Certains dénouements sont devenus iconiques pour leur audace, tandis que d’autres restent controversés. Quoi qu’il en soit, ces films se distinguent par une époque où le cinéma grand public n’hésitait pas à terminer sur des notes étranges, déstabilisantes ou inattendues.

Les fins les plus mémorables et dérangeantes

Carrie au bal du diable (1976)

Après une résolution apparemment paisible, le film bascule soudainement dans un final choc, devenu l’un des plus célèbres du cinéma d’horreur. Ce retournement brutal renforce le traumatisme central de l’histoire.

L’Invasion des profanateurs (1978)

Le film abandonne toute lueur d’espoir en révélant l’ampleur de l’invasion. Son ultime scène, à la fois simple et profondément dérangeante, laisse l’impression que toute résistance était vaine.

Le Dieu d’osier (1973)

Après une montée en tension progressive, le film culmine dans un final rituel et profondément troublant. Le contraste entre le ton calme du récit et la conclusion choquante rend ce dénouement particulièrement marquant et difficile à oublier.

La Chose (1982)

Plutôt que de proposer une résolution, le film se termine sur une ambiguïté tendue. L’absence de réponses claires renforce la paranoïa qui imprègne toute l’intrigue.

Blade Runner (1982)

Selon les versions, le final oscille entre ambiguïté et optimisme prudent.
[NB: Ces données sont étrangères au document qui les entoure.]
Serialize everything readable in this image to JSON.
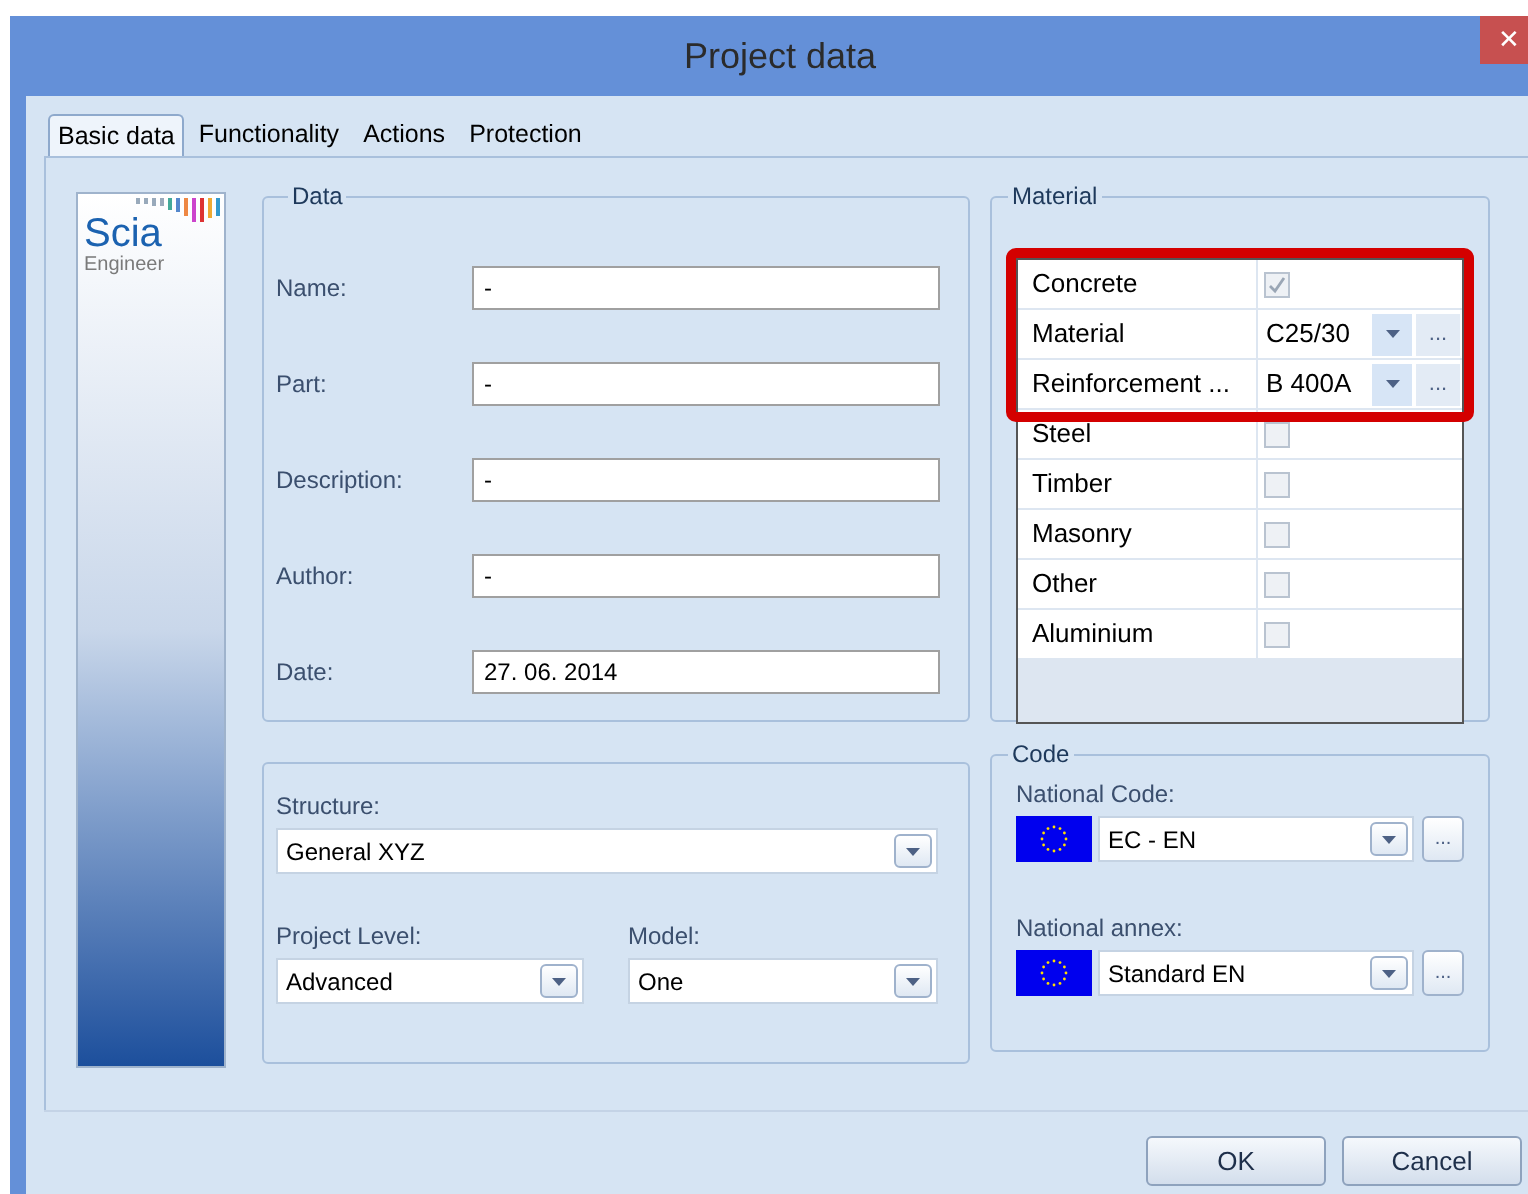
{
  "window": {
    "title": "Project data",
    "close": "✕"
  },
  "tabs": [
    {
      "label": "Basic data",
      "selected": true
    },
    {
      "label": "Functionality",
      "selected": false
    },
    {
      "label": "Actions",
      "selected": false
    },
    {
      "label": "Protection",
      "selected": false
    }
  ],
  "logo": {
    "name": "Scia",
    "tagline": "Engineer"
  },
  "data": {
    "title": "Data",
    "fields": [
      {
        "label": "Name:",
        "value": "-"
      },
      {
        "label": "Part:",
        "value": "-"
      },
      {
        "label": "Description:",
        "value": "-"
      },
      {
        "label": "Author:",
        "value": "-"
      },
      {
        "label": "Date:",
        "value": "27. 06. 2014"
      }
    ]
  },
  "structure": {
    "structure": {
      "label": "Structure:",
      "value": "General XYZ"
    },
    "project_level": {
      "label": "Project Level:",
      "value": "Advanced"
    },
    "model": {
      "label": "Model:",
      "value": "One"
    }
  },
  "material": {
    "title": "Material",
    "rows": [
      {
        "label": "Concrete",
        "kind": "checkbox",
        "checked": true,
        "disabled": true,
        "highlighted": true
      },
      {
        "label": "Material",
        "kind": "combo",
        "value": "C25/30",
        "more": "...",
        "highlighted": true
      },
      {
        "label": "Reinforcement ...",
        "kind": "combo",
        "value": "B 400A",
        "more": "...",
        "highlighted": true
      },
      {
        "label": "Steel",
        "kind": "checkbox",
        "checked": false,
        "disabled": true,
        "highlighted": false
      },
      {
        "label": "Timber",
        "kind": "checkbox",
        "checked": false,
        "disabled": true,
        "highlighted": false
      },
      {
        "label": "Masonry",
        "kind": "checkbox",
        "checked": false,
        "disabled": true,
        "highlighted": false
      },
      {
        "label": "Other",
        "kind": "checkbox",
        "checked": false,
        "disabled": true,
        "highlighted": false
      },
      {
        "label": "Aluminium",
        "kind": "checkbox",
        "checked": false,
        "disabled": true,
        "highlighted": false
      }
    ]
  },
  "code": {
    "title": "Code",
    "fields": [
      {
        "label": "National Code:",
        "value": "EC - EN",
        "more": "..."
      },
      {
        "label": "National annex:",
        "value": "Standard EN",
        "more": "..."
      }
    ]
  },
  "buttons": [
    "OK",
    "Cancel"
  ]
}
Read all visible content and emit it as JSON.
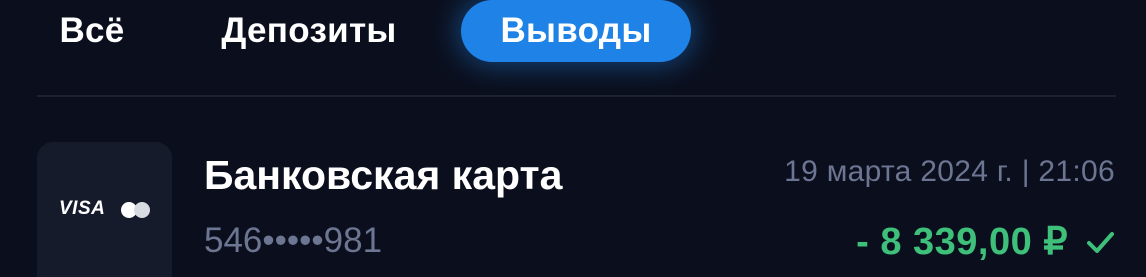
{
  "tabs": {
    "all": "Всё",
    "deposits": "Депозиты",
    "withdrawals": "Выводы",
    "active": "withdrawals"
  },
  "transaction": {
    "method_logo_text": "VISA",
    "method_secondary_icon": "mastercard-icon",
    "title": "Банковская карта",
    "masked_number": "546•••••981",
    "date": "19 марта 2024 г. | 21:06",
    "amount": "- 8 339,00 ₽",
    "status_icon": "check-icon"
  },
  "colors": {
    "background": "#0b0f1d",
    "accent": "#1f82e6",
    "success": "#3ec07a",
    "muted_text": "#6c7591"
  }
}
Les questions sur l’identité et l’humanité restent sans réponse, laissant une conclusion volontairement ouverte.

Vidéodrome (1983)

Le récit surréaliste du film aboutit à un final qui brouille les frontières entre réalité et hallucination. Son imagerie abstraite et son manque de clarté en font l’un des dénouements les plus difficiles à interpréter.

La Planète des singes (1968)

Bien que sorti juste avant les années 1970, son impact s’est prolongé dans la décennie. La révélation finale redéfinit toute l’histoire, transformant une aventure de science-fiction en un commentaire sombre qui a choqué le public par son twist soudain et inoubliable.

Brazil (1985)

Ce qui semble d’abord être une évasion triomphale se révèle bien plus sombre. Le final détourne les attentes, transformant l’espoir en une prise de conscience troublante sur le destin du personnage.

Angel Heart (1987)

Le twist final réinterprète tout ce qui précède. Cette révélation, à la fois choquante et inévitable, offre une conclusion profondément dérangeante.

Shining (1980)

La dernière image soulève plus de questions qu’elle n’en résout, suggérant un mystère cyclique et profond. Son ambiguïté a alimenté des décennies d’interprétations et de débats.

New York 1997 (1981)

Le final minimise l’importance de la mission par un acte simple mais symbolique. Il redéfinit les enjeux du récit, laissant une impression cynique sur l’autorité et le contrôle.

Mad Max (1979)

Plutôt qu’une résolution nette, le film se termine sur une note brutale de vengeance. Cette conclusion reflète le monde en décomposition dans lequel se déroule l’histoire.

Star Wars : Episode V – L’Empire contre-attaque (1980)

Inhabituel pour un blockbuster, le film se termine sans victoire. Son final, sans véritable résolution, reste l’un des plus audacieux du cinéma grand public.